ポルト・アレグレ在住の日系人はわずかですが、コンサートには、日本領事を始め、多くの市在住の日系人、また教会関係のドイツ人も数多く来てくださいました。ちなみに、前号で報告させていただいたタンガラは、ポルト・アレグレに入植したドイツ人の一部が後に移り住んだ町です。ドイツ人移民の子孫は、今に至るまで、ドイツ人としてのアイデンティティーを誇りとし、ドイツ語とドイツ文化を守っています。ここのドイツ人たちも、ドイツ語の賛美を聞いて涙を流しておられました。
 このコンサートを企画してくださったのは、ポルト・アレグレ日系キリスト教連盟の小さな集会です。約10名の皆さんが一致団結して伝道コンサートのために尽力してくださいました。主が、ポルト・アレグレの集会を豊かに祝してくださいますように!

●一世の救い(サンジョゼ)

9年前にもサンジョゼ(サン・ジョゼ・ドス・カンポス)の劇場でコンサートをさせていただきましたが、今回は、ホーリネス教会と自由メソジスト教会の共同主催により、ホーリネス教会の大きな会堂で開催されました。9年前にはまだ日本語を話せる方が多くいらっしゃいましたが、現在は一世はとても少なくなり、あまり日本語が話せない二世、三世の時代になりました。

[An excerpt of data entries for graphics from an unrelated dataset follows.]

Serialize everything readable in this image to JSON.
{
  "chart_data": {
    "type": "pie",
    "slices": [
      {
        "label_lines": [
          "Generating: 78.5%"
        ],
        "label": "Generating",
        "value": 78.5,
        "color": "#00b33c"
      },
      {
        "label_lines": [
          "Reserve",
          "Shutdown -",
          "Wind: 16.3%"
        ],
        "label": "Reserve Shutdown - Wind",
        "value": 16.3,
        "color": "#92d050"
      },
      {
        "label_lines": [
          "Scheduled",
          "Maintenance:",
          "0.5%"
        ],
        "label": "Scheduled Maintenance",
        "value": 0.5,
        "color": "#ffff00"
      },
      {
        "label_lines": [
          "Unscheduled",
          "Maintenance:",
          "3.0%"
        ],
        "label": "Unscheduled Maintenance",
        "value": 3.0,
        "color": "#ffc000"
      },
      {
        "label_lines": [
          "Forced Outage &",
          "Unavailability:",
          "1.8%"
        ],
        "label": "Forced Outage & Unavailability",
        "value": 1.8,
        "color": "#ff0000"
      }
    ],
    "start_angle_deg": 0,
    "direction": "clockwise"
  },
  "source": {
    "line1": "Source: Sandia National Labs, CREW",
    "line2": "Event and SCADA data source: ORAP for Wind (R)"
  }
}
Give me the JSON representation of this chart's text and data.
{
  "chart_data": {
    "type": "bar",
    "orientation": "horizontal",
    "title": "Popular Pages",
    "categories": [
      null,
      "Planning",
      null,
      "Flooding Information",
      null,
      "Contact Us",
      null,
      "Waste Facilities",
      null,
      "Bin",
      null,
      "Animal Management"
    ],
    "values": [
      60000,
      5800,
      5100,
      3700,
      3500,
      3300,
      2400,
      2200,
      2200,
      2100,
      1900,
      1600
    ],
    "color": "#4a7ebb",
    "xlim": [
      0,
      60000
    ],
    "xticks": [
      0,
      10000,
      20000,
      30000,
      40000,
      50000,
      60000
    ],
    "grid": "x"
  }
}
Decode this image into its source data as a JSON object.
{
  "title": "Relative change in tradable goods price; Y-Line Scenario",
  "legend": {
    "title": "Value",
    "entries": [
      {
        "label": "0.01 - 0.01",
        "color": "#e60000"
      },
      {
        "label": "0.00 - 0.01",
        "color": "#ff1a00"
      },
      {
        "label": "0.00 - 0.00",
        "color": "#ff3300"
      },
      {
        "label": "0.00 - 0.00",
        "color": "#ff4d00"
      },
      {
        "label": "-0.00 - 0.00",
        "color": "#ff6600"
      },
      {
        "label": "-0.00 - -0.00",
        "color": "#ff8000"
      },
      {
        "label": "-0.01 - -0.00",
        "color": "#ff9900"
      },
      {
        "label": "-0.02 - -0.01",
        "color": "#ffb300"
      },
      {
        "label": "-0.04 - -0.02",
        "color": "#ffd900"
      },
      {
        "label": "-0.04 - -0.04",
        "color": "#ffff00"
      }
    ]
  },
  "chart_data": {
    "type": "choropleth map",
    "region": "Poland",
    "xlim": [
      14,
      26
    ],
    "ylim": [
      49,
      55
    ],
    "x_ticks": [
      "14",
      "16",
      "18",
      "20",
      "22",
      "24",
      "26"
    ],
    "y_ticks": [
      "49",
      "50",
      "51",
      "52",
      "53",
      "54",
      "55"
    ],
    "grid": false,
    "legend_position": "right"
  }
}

 しかし、サンジョゼでは、今、残り少なくなった一世がどんどん救われています。この町のホーリネス教会と自由メソジスト教会は、長年、互いに協力し合って伝道に励んで来ましたが、その働きが実を結び始め、今、死を間近に不安を覚える高齢の一世の方々が福音に心を開き、信仰に導かれているのです。主がこの二つの教会の力を合わせた働きを大いに祝福してくださって、地上の生涯が終わる前にひとりでも多くの日系人が救われ、天の御国に迎え入れられることが出来ますように!

●ブラジル日系人教会

 ブラジルに、日本からの第一回目の移民781名がサントス港に到着したのは1908年のことです。その十年後、レジストロ(サンパウロ州)で始まった日曜学校を皮切りに、日系プロテスタント諸派の伝道が始まりました。その中でも特筆すべきは、4月号で紹介させていただいた、ホーリネス教団の物部赳夫師でしょう。日系人伝道に身を捧げた師は、5年の伝道活動中12か所に伝道活動拠点を作り、37歳という若さで天に凱旋されました。

 1955年には、ブラジル邦人キリスト教連盟(後に邦人は日系に改称)が設立されました。ホーリネス教団、自由メソジスト教団、アライアンス・キリスト宣教教団、ホサナ福音教団、その他これらの教団に属さない教会を合わせて、100以上の日系人教会が連盟に加わっています。これらの教団、教会は、これまで日本、中国、インド、中南米諸国に宣教師を派遣し、国外宣教にも力を注いでいます。また、教会の代表者たちは、今も定期的に集まって祈り会を持ち、伝道大会や伝道イベントなどを企画してきました。2007-08に行われた移民百周年記念では、私もブラジルの7か所でコンサート奉仕をさせていただきました。その時に発行された「ブラジル日系キリスト教会紹介誌」の巻頭言には、以下のみことばが刻まれています。

「あなたがくださった栄光を、わたしは彼らに与えました。わたしたちが一つであるように、彼らも一つになるためです。」(ヨハネ17章22節) 

辛苦をなめたブラジルの日系人移民は、互いに助け合いながらがんばりました。日系人教会も互いの結束が強く、教派を超えて協力し合い、福音宣教に力を注いでいるのは素晴らしいことだと思います。日系人教会のほとんどはバイリンガル礼拝を行っていますが、現在は日本語を話す方の数は少なくなりました。しかし日系人である限り、そのアイデンティティーは失われることはありません。ブラジル日系人教会が、これからも忠実にイエスに従い、一つとされて、キリストの栄光をあらわしながら主のわざに励んで行かれますように!